摘要
纳米材料具有许多不同于常规材料的特殊性质,引起了材料、化学、物理、生物、工程等众多学科的广泛兴趣,是纳米科技的核心问题。铂族金属由于催化活性高、性能稳定而被作为电催化剂广泛应用于能源转换、绿色合成等重要领域。研制纳米尺度的金属材料电催化剂是电催化的热点课题之一。

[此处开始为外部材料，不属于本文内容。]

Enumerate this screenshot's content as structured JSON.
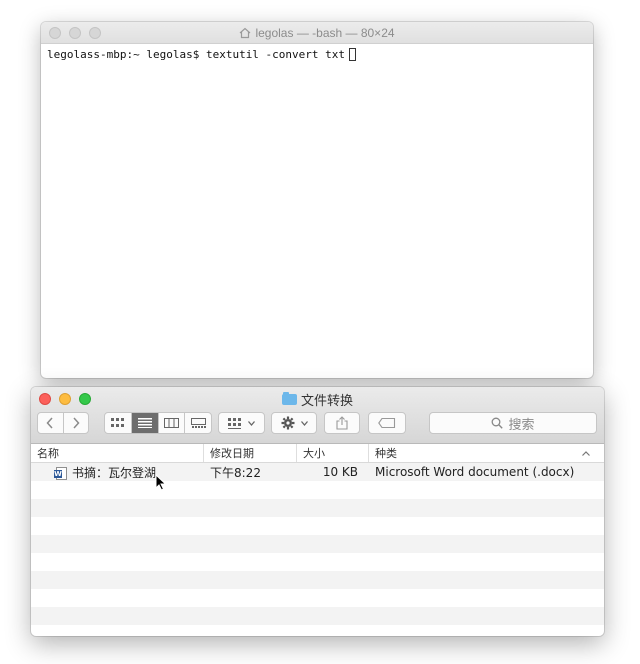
{
  "terminal": {
    "title": "legolas — -bash — 80×24",
    "prompt": "legolass-mbp:~ legolas$",
    "command": "textutil -convert txt"
  },
  "finder": {
    "title": "文件转换",
    "search_placeholder": "搜索",
    "columns": [
      "名称",
      "修改日期",
      "大小",
      "种类"
    ],
    "files": [
      {
        "name": "书摘：瓦尔登湖",
        "modified": "下午8:22",
        "size": "10 KB",
        "kind": "Microsoft Word document (.docx)"
      }
    ]
  },
  "icons": {
    "terminal_title": "house-icon",
    "finder_title": "folder-icon",
    "file": "word-document-icon",
    "search": "magnifier-icon",
    "sort": "chevron-up-icon"
  },
  "colors": {
    "close": "#fc605b",
    "minimize": "#fdbc40",
    "maximize": "#34c84a",
    "folder": "#6cb7ea"
  }
}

本论文以化学法合成金属Pt纳米粒子(Pt_n)。UV-vis光谱和TEM研究表明,Pt_n主要是在加热回流的开始阶段形成。利用双硫醇把合成的Pt_n组装到金基底上,用Fe(CN)_6~(4-/3-)氧化还原电对作探针反应研究了组装过程中电子传导能力,结果表明,二硫醇单层膜阻碍Au基底与Fe(CN)_6~(4-/3-)之间的异相电子传递,但进一步组装Pt_n后,由于量子隧穿效应使得电子的传递能力提高。分别用AFM和XPS对组装体系的表面形貌和组成进行了分析。原位FTIRS和CV结果显示,与本体Pt相比,吸附于Pt_n上的CO有显著的增强红外吸收。同时,由于表面效应和小尺寸效应,CO在Pt_n上的氧化电位较高,呈现出较多的吸附状态。

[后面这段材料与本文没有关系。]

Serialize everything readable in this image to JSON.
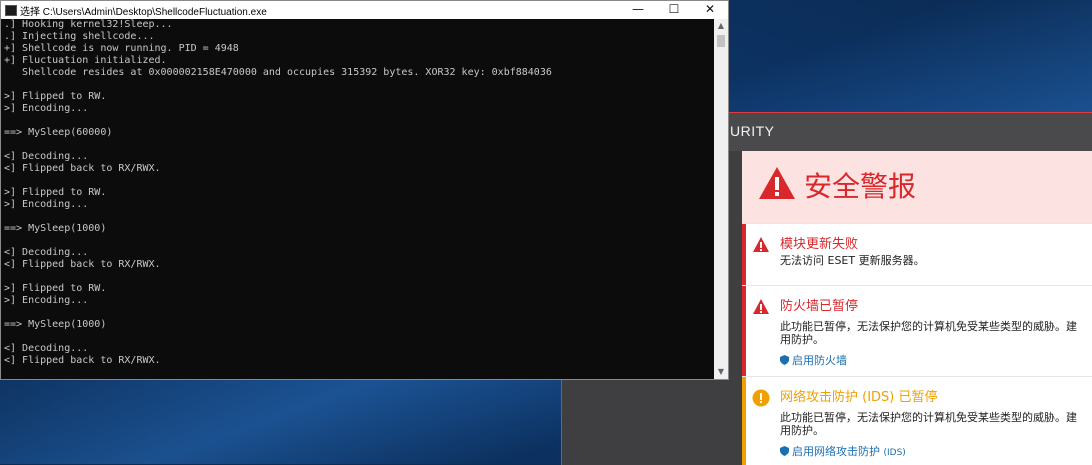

本文首次发现,无论在固/液或固/气界面,处于离散状态的Pt纳米粒子表现出增强红外吸收,而团聚的Pt纳米粒子则具有异常红外效应。本文还首次运用透射红外光谱对不同聚集状态Pt纳米粒子的红外性能进行了研究。结果表明,随着Pt纳米粒子从分散态到不同程度的聚集态,吸附CO分子的红外吸收特征给出从增强红外吸收到Fano类型光谱,再到异常红外效应的转化。进一步证明异常红外效应是纳米材料所固有的普遍现象并与纳米材料的尺寸和聚集状态密切相关。研究还发现团聚态的Pt纳米粒子对甲醇氧化具有较好电催化特性。
本论文研究结果对于深入认识金属纳米粒子性能以及探索异常红外效应产生的根源等具有重要意义,同时对研制直接燃料电池电催化剂有应用价值。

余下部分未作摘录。